Articles appearing in professional journals can be assumed to reflect the concerns and interests of the groups the journal serves. The preponderance of journal articles about the aged pertains to the nursing care of institutionalized, chronically ill older persons. No one would deny that there is a great need to share information about chronically ill older persons in longterm care facilities, but perhaps we should think of priorities and of balance. Little attention is given to two very important aspects of gerontological nursing: the needs of healthy older persons living at home and the unique needs of acutely ill older persons. In support of that position, I offer the following thoughts.
In the early 1970s, the ANA's Congress for Nursing Practice instructed the various divisions to formulate standards by which the competence of their members and the quality of their services could be judged. The first set of standards to be completed was the Standards for Geriatric Nursing (1973) for the ANA's newest division. Three years later this fledgling division developed a revised set of standards called Standards for Gerontological Nursing Practice. They reflected nurses' role in health maintenance and promotion, since the great majority of older persons were relatively healthy and needed assistance in staying that way
Let us take stock of the situation ten years later. First, the majority of older persons are still healthy. An oftenquoted statistic states that 4% to 5% of those over 65 are institutionalized. Although some of the 95% who are not institutionalized are ill at home, most are not. In spite of the fact that services designed to help healthy older persons maintain and enhance their health status could be expected to add to the quality and length of their lives, if nursing literature is an accurate gauge the time and effort we devote to these services is meager. Nursing has the field of health maintenance and promotion essentially to itself (no other professional group purports to provide care for healthy persons), but if we do not devote the measure of attention needed by this field, another group will take it over.

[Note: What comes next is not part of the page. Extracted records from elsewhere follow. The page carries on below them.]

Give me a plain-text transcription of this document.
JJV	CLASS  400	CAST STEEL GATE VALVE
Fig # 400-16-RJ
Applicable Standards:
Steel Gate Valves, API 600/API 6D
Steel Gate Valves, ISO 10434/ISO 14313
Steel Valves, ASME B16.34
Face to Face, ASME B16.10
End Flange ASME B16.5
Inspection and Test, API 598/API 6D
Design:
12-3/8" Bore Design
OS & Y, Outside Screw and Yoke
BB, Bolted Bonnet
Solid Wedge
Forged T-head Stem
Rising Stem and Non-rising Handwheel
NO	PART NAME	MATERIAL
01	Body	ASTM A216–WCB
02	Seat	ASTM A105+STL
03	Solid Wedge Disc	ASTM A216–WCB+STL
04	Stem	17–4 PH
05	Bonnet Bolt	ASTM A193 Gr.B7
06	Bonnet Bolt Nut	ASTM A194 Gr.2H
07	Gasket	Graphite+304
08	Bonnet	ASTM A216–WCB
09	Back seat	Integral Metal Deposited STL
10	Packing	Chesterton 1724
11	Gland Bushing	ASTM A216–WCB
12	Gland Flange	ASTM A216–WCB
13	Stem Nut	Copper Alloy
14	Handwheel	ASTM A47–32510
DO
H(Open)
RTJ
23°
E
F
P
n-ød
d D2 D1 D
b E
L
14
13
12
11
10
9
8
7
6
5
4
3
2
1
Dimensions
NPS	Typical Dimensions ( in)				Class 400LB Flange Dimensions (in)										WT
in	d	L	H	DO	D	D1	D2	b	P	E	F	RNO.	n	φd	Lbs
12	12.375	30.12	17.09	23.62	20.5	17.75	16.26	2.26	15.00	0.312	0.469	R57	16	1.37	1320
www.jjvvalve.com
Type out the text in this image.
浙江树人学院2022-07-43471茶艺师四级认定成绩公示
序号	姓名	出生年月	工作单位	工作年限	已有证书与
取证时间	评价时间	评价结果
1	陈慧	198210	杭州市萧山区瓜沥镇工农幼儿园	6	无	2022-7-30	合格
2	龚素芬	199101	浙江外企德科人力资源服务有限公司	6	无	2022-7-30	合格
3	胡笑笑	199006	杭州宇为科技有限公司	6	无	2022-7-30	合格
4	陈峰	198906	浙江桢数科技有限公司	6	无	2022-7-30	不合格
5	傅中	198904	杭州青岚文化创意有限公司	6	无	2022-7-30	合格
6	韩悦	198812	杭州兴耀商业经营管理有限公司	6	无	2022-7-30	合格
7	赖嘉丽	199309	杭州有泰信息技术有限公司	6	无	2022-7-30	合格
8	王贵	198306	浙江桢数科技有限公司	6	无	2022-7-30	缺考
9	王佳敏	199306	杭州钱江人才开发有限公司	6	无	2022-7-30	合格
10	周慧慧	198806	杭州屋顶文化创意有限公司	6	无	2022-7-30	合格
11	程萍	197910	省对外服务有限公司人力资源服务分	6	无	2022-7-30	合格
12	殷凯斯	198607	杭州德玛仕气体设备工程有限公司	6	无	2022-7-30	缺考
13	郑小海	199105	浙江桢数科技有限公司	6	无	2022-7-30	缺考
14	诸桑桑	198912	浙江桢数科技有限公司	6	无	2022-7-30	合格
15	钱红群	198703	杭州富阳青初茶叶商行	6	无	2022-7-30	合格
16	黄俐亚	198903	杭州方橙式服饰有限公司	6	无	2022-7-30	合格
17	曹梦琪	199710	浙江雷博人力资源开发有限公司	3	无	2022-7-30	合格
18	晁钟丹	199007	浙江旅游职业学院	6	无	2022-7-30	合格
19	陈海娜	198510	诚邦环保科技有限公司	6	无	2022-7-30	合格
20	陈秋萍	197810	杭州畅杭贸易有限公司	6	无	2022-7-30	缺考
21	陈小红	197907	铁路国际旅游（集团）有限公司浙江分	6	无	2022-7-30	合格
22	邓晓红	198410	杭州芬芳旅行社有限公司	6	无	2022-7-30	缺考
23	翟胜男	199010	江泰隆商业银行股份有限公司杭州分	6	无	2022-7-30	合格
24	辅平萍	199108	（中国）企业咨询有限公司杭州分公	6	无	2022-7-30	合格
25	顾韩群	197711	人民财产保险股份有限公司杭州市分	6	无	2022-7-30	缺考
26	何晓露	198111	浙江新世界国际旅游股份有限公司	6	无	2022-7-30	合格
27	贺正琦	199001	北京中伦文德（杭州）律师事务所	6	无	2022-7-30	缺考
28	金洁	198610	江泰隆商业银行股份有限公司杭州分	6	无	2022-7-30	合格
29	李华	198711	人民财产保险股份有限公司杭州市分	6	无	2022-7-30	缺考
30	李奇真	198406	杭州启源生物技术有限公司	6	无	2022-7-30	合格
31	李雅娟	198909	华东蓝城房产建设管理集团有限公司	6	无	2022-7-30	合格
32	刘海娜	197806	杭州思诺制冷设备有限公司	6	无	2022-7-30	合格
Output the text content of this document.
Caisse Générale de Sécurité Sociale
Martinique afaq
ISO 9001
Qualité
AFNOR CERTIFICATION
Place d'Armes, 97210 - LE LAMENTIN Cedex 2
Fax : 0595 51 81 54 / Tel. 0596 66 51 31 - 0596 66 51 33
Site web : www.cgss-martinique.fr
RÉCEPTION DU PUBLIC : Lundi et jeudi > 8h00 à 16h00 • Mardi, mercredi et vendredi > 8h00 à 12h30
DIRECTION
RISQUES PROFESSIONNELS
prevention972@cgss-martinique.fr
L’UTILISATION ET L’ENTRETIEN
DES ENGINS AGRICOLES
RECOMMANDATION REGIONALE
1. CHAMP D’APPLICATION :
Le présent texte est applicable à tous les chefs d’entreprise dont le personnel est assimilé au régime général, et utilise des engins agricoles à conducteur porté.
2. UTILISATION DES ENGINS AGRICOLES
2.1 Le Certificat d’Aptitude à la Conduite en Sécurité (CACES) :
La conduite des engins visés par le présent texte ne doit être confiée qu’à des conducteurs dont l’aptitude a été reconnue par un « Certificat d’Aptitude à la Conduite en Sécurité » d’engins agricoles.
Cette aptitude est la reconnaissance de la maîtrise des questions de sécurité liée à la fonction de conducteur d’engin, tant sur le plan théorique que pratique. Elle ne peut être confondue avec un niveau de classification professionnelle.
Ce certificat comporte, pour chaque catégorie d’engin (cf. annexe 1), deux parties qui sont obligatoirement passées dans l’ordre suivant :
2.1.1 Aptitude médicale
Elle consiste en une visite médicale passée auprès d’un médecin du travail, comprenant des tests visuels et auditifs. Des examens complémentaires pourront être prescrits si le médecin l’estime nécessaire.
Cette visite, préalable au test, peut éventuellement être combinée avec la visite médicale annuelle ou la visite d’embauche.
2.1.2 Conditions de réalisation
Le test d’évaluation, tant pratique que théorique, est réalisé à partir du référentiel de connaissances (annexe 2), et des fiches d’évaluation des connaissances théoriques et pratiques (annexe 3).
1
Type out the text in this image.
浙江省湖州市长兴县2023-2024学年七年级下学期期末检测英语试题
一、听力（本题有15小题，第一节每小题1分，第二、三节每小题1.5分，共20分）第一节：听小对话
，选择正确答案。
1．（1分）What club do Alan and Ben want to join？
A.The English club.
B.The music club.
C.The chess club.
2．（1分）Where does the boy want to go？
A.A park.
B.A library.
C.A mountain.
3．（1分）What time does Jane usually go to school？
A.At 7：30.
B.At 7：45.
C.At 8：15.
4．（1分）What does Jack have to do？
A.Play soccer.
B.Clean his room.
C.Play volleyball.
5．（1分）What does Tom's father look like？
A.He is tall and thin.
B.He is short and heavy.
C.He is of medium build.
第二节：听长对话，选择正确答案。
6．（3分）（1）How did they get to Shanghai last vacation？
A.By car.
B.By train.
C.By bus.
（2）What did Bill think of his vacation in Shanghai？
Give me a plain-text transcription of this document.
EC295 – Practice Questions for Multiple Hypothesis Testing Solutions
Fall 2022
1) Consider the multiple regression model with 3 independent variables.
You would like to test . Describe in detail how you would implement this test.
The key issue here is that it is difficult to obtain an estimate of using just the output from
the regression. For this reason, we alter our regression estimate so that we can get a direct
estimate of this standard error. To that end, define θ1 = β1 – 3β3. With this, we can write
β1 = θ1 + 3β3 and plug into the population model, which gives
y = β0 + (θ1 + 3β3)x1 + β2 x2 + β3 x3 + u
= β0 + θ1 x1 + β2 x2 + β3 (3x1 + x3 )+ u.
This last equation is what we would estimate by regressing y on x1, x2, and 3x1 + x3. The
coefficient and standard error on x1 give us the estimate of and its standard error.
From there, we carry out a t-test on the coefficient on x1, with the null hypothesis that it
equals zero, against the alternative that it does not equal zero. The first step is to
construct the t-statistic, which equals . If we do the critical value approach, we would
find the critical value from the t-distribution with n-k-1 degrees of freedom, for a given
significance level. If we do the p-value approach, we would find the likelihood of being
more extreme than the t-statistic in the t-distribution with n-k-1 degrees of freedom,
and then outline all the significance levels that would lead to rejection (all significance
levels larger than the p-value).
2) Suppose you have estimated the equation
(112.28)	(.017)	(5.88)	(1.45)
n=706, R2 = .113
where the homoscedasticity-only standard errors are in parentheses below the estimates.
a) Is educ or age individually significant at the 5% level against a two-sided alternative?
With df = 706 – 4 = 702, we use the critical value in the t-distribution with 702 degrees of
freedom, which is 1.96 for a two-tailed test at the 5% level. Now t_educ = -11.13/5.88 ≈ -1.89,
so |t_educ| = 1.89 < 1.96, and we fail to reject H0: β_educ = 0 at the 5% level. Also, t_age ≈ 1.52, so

Second, the healthcare system is generally described as an acute care system. Clearly, acute care accounts for the greatest monetary expenditure and employs the most health professionals, including nurses. Older persons account for far more than their share of acute care patient hospital days. Nursing literature is replete with articles on acute care nursing, yet in spite of all the unique nursing needs of acutely ill older persons, one is hard pressed to find any articles dealing with those unique needs. Older persons' reserve capacity is reduced, resulting in problems where none would be expected. Their symptoms of illness are different. They respond differently to illness, diagnostic procedures, and practically all treatment modalities. Although there is inadequate knowledge available about the healthy elderly, we know that many norms are different for older persons. Unless nurses have knowledge of the elderly's unique nursing needs, acutely ill older persons will not get the care they need, and the result could make the difference between continued life and death. The situation will not change unless knowledge regarding these needs is made available to nurses who provide care for acutely ill older persons.
Let us not allow knowledge about these two important aspects of gerontological nursing to remain buried in libraries or stored in the minds of the relatively few nurses who have such knowledge. Let us see that journal articles more adequately reflect all aspects of gerontological nursing practice.